There are still meals being shared together. Maybe not at restaurants like we used to…we’re still using DoorDash and delivery like crazy…but people are still coming together over meals. Friends and families are eating together using technology or finding ways to eat outside while sitting far apart… We’ve adapted our whole way of sharing in communion together. I feel connected with this faith community and all of you in a way that I’ve never felt before when we share in that sacred meal each week in our virtual worship. It’s a sense of connectedness that’s difficult to describe…but it’s so holy to me. To know that even in ways that are impossible for me describe…that God is still somehow working.
Again and again, God shows up in that meal. Again and again, we know that Jesus is present there because Jesus has shared that meal with his friends, Christ has promised to be present.
The painful reality of our world means that there are still betrayals happening every day in our world. Betrayals of confidence, betrayals of trust, betrayals of justice, betrayals by friends and family members. This is part of what it means to live in a broken world in desperate need of redeeming.
And the good news, church, is that again and again, God shows up there, in those places. Again and again, we know that Jesus is present there because Jesus has already been there. Betrayed. Handed over. And still, he ate with the one who would betray him. Still, Jesus washed the feet of those that would betray and deny him…

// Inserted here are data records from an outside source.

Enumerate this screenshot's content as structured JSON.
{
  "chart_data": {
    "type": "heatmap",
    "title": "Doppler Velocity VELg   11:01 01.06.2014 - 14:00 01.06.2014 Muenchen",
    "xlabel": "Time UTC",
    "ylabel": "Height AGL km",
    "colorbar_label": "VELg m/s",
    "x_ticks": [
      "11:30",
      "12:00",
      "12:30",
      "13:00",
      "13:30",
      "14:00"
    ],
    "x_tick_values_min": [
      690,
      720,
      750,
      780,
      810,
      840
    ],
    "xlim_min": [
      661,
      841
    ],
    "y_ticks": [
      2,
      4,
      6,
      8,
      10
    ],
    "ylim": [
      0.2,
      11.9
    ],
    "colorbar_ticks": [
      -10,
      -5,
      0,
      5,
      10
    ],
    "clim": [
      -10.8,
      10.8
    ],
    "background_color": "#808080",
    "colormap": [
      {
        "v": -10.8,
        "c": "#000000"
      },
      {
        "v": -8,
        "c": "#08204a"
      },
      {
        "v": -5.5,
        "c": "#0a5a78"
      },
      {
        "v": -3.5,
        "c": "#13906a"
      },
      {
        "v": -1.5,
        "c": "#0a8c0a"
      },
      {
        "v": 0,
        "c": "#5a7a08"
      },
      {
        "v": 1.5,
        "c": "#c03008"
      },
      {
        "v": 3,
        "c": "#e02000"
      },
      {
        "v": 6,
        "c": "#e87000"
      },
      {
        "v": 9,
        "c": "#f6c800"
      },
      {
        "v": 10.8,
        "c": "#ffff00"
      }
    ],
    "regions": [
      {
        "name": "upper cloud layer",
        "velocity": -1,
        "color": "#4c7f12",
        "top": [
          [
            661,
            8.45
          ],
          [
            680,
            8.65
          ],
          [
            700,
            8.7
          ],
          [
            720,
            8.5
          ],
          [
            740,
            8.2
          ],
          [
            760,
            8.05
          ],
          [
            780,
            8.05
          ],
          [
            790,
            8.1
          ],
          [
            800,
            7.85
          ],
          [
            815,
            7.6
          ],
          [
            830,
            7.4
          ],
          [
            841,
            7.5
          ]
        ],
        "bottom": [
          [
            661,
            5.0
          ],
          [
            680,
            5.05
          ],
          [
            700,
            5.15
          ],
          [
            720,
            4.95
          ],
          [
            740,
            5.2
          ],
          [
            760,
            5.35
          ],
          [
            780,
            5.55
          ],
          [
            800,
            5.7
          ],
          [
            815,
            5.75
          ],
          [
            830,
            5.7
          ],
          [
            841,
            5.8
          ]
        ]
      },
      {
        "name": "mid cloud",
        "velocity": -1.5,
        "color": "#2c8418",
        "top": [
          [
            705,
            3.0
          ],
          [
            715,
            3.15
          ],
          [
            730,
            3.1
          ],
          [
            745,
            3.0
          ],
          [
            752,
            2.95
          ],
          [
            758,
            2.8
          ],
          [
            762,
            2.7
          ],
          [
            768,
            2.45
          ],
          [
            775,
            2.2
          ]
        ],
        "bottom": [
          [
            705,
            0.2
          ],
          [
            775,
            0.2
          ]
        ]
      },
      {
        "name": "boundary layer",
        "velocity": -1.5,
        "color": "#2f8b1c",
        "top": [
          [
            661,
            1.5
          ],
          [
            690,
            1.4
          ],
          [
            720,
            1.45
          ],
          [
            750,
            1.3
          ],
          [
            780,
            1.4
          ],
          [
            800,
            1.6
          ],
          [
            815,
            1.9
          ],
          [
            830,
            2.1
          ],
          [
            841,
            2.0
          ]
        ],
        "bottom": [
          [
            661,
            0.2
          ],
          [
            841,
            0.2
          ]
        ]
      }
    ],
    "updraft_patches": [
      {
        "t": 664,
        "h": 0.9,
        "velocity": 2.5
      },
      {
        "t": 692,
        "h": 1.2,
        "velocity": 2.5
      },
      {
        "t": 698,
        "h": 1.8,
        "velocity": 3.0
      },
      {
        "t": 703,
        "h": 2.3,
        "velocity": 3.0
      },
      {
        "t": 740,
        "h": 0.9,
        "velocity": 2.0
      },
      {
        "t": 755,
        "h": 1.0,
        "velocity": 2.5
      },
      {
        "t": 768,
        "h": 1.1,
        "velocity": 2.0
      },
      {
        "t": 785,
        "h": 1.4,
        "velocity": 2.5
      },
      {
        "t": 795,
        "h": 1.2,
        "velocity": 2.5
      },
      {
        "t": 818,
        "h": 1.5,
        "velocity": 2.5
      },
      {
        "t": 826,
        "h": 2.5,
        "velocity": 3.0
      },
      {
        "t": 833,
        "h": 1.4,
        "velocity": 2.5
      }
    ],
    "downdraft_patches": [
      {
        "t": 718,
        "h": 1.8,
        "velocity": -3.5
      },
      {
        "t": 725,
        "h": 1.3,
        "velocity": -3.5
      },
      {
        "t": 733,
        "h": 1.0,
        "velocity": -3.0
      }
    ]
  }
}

And beautifully, there are still acts of service and love happening, even now, in the midst of pandemic, when they’re needed maybe more than ever. A few weeks ago, I pointed out in my sermon the ways I felt like God and the Holy Spirit have never been more active in our world and in this community of faith than during the past year. Through volunteering at East Fort Bend Human Needs Ministry or Fort Bend Family Promise, through cards for healthcare workers, buying dinner for your neighbor who’s a nurse, donating headphones to Armstrong so elementary students could log on to learn, reaching out to one another in the midst of a terrible freeze… And what struck me during that sermon is not once did I mention worship. And please don’t get me wrong, worship is important…but how we gather for worship may not be as important as the fruits of our worship. What I’m saying is tonight we heard Jesus give his disciples a new commandment—the mandatum novum (where we get the word Maundy)—a new commandment that they love one another as they have been loved.
Show love to one another.
Simple as that. Also as difficult as that.
And again and again, God shows up in those acts of love. Again and again, we see the face of Jesus in the face of a neighbor. Jesus is present in those acts of service because Jesus first showed us how to serve…by washing one another’s feet, by humbling yourself, by taking the lower place.
By serving. By loving.
That’s where Jesus is.
Present wherever love is.
Seen most clearly in the face of your neighbor in need.
Tasted most fully in a meal shared between a beloved community.
Again and again, we are called to love.